Por ejemplo, la luz del sol. No mataba. Podía hacerlo, si él era alguna vez lo bastante imbécil para estar tumbado más de un par de minutos en una caleta resguardada en pleno verano. Debía de ser alguna especie de reacción química, pensó. La fotofobia era bastante común, incluso entre los hombres ordinarios. Los hongos crecen mejor bajo una cubierta de paja, en las noches nebulosas de finales de septiembre. Y había leído en alguna parte que, en Chipre, se podían encontrar especies comestibles, aunque nunca asomaban a la superficie. Empujaban la tierra reseca hasta que aparecía una grieta, que decía a los locales dónde habían de buscarlos. A los hongos no les molestaba mucho el sol, pero podía matarlos. No; a Yulian no le gustaba el sol, pero no le daba miedo. Era cuestión de andarse con cuidado, y nada más.
En cuanto a dormir durante todo el día en un ataúd lleno de tierra del país natal, ¡pura falacia! Él dormía en ocasiones durante el día, pero era porque, con frecuencia, pasaba buena parte de la noche sumido en sus reflexiones o rondando por la finca. Prefería la noche, eso sí, porque entonces, en la oscuridad o a la luz de la luna, se sentía más cerca de su origen, más cerca de comprender la verdadera naturaleza de su ser.
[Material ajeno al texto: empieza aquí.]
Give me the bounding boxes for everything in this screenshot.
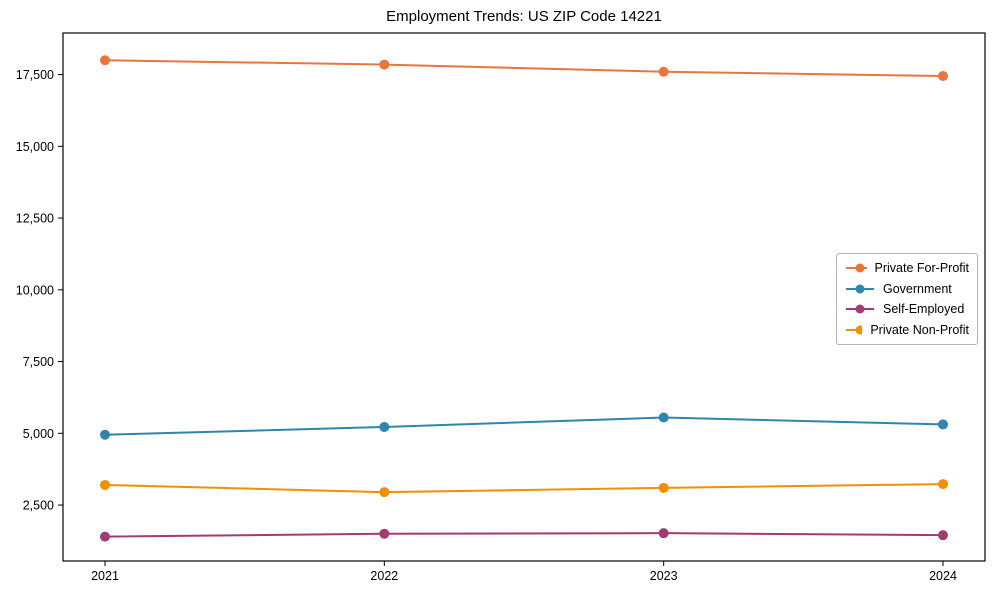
- data-point-private-for-profit-2024: [938, 71, 948, 82]
- x-tick-label: 2024: [929, 569, 957, 583]
- y-tick-label: 17,500: [16, 68, 54, 82]
- x-tick-label: 2021: [91, 569, 119, 583]
- series-line-private-for-profit: [104, 59, 944, 78]
- plot-border: [62, 32, 986, 562]
- legend-item-government: Government: [845, 282, 969, 296]
- data-point-private-non-profit-2024: [938, 479, 948, 490]
- data-point-self-employed-2021: [100, 531, 110, 542]
- data-point-government-2021: [100, 429, 110, 440]
- data-point-government-2023: [658, 412, 669, 423]
- data-point-private-non-profit-2023: [658, 482, 669, 493]
- series-line-self-employed: [104, 532, 944, 538]
- legend-label: Government: [883, 281, 952, 296]
- y-tick-label: 15,000: [16, 140, 54, 154]
- legend-marker-private-non-profit: [846, 325, 863, 335]
- chart-title: Employment Trends: US ZIP Code 14221: [386, 8, 662, 25]
- legend-marker-government: [846, 284, 874, 294]
- legend-item-self-employed: Self-Employed: [845, 302, 969, 316]
- data-point-private-for-profit-2023: [658, 66, 669, 77]
- series-line-private-non-profit: [104, 483, 944, 494]
- data-point-private-for-profit-2022: [379, 59, 390, 70]
- data-point-self-employed-2024: [938, 530, 948, 541]
- data-point-government-2022: [379, 421, 390, 432]
- legend-item-private-for-profit: Private For-Profit: [845, 261, 969, 275]
- data-point-private-for-profit-2021: [100, 55, 110, 66]
- data-point-private-non-profit-2022: [379, 487, 390, 498]
- y-tick-label: 12,500: [16, 212, 54, 226]
- y-tick-label: 7,500: [23, 355, 54, 369]
- legend-label: Private Non-Profit: [870, 322, 969, 337]
- legend-item-private-non-profit: Private Non-Profit: [845, 323, 969, 337]
- series-line-government: [104, 416, 944, 436]
- data-point-self-employed-2022: [379, 528, 390, 539]
- y-tick-label: 10,000: [16, 283, 54, 297]
- y-tick-label: 5,000: [23, 427, 54, 441]
- legend-marker-private-for-profit: [846, 263, 867, 273]
- legend-marker-self-employed: [846, 304, 874, 314]
- x-tick-label: 2022: [370, 569, 398, 583]
- legend-label: Private For-Profit: [874, 261, 969, 276]
- data-point-self-employed-2023: [658, 528, 669, 539]
- x-tick-label: 2023: [650, 569, 678, 583]
- y-tick-label: 2,500: [23, 499, 54, 513]
- legend: Private For-Profit Government Self-Employe…: [836, 253, 978, 345]
- data-point-government-2024: [938, 419, 948, 430]
- data-point-private-non-profit-2021: [100, 479, 110, 490]
- legend-label: Self-Employed: [883, 302, 965, 317]
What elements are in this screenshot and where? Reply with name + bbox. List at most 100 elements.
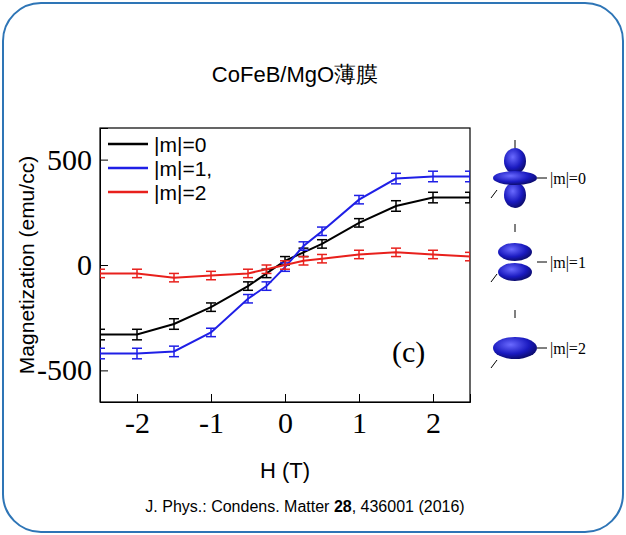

Además, estaba la sed de sangre del vampiro: falso, al menos en el caso de Yulian. La
vista
de la sangre lo excitaba, producía un efecto en su interior, le infundía una pasión; pero beberla de las venas de una víctima no era tan satisfactorio como se decía en las novelas. Sin embargo, le gustaba la carne cruda y en abundancia, y nunca le había gustado mucho la verdura. En cambio, la cosa que Yulian había criado en la cuba del sótano, ¡se había alimentado de sangre! De sangre, de carne, de cualquier cosa animada o que lo hubiese estado. De carne o del jugo rojo de la carne, viva o muerta. Yulian sabía que no necesitaba comer, pero que lo hacía si podía. Se habría tragado también a George, si él no hubiese estado allí para impedirlo.
El Otro…, Yulian se estremeció, encantado. Sabía que él era su dueño, pero ésta era la suma total de sus conocimientos. Lo había criado él mismo y recordaba cada detalle de cómo había sido.